Review by Ian Keogh
Spoilers in review
Anyone who’s not read book 1 is advised to do so to avoid what will otherwise be spoilers from the third paragraph. Kazuo Koike’s story in that previous volume was completely nuts, throwing in what appeared to be any visually thrilling random element that occurred to him, gradually pulling bits of it together in the final quarter of the book. Sadly, while little about this conclusion could be considered staid, it doesn’t match the first part for sheer insane energy.
Ryoichi Ikegami’s art matches that opening volume. He’s every bit as disciplined, and there’s little of manic exaggeration that’s come to be associated with manga, but there’s a great variation between his characters, who’re sometimes lovingly depicted,yet others come across as posed action figures. As with the first volume, there’s explicit sexual content, although of the bizarrely coy Japanese variety that permits no depiction of genitals.
In that book nineteen year old sprint champion Yu Tachikawa discovered he may or may not have been conceived by sperm from Gilgamesh that’s survived the ages, and if he wasn’t, his half brother certainly was. Mikhail has spent his years more ambitiously, establishing a power base in Turkey as a prophet while he searches for the riches of Agartha, a lost civilisation, and he hopes their technology will help him conquer the world. He’s a few steps ahead of Yu and his allies, who’d like to find the treasure, but are content for the world to remain as it is. They have, however, discovered a problem with the location of their nudist camp.
Again, character consistency isn’t a priority for Koike, who seemingly takes the cast wherever his imagination takes him. It provides an unpredictable thrill-ride when two members decide to provoke the police by robbing a bank, but under the circumstances was it really the best course of action? Still, it leads to almost thirty pages of fantastic action topped off by a nutty finale.

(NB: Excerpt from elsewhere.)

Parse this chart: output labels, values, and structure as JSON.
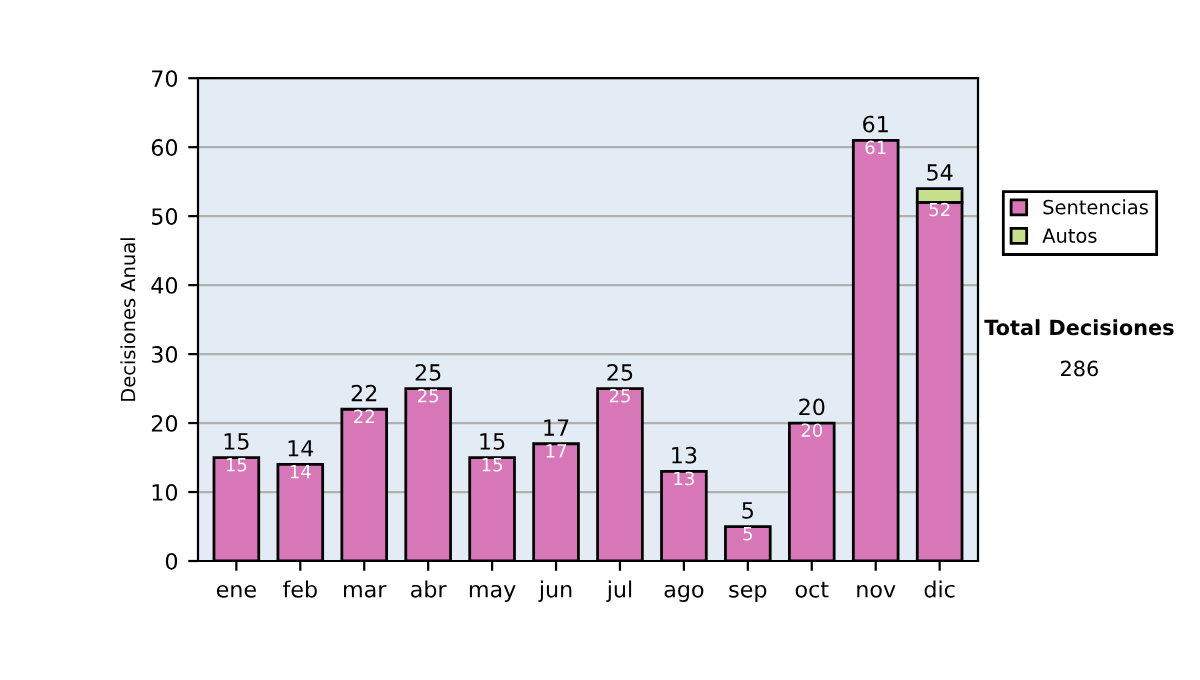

By the midway point Yu and company are in Turkey, and Koike and Ichigami deliver one frenetic scene after another, each thrilling and imaginative, but one especially perverse and not for those with a weak stomach. His portrayal of the main female characters leaves something to be desired. If they’re not fawning and sexually provocative they’re manipulative and flighty, but that lack of consistent personalities extends throughout the cast, with only Yu and Mikhail remaining true to their positions. They, however, are somewhat one note, and it’s puzzling. Elsewhere Koike has portrayed richly defined personalities amid subtle philosophical musings, so the presumption must be that he’s tailored his script to the cloth of an action movie template.
It befits the seat of the pants nature of Offered, that the conclusion is abrupt, but all plotlines have been explained, some less satisfactorily than others. It’s a conflicting work. The set pieces impress with their imaginative construction, but overall Offered is a uniquely personal and eccentric extrapolation of action movie tropes that’s excised pretty well any humanity.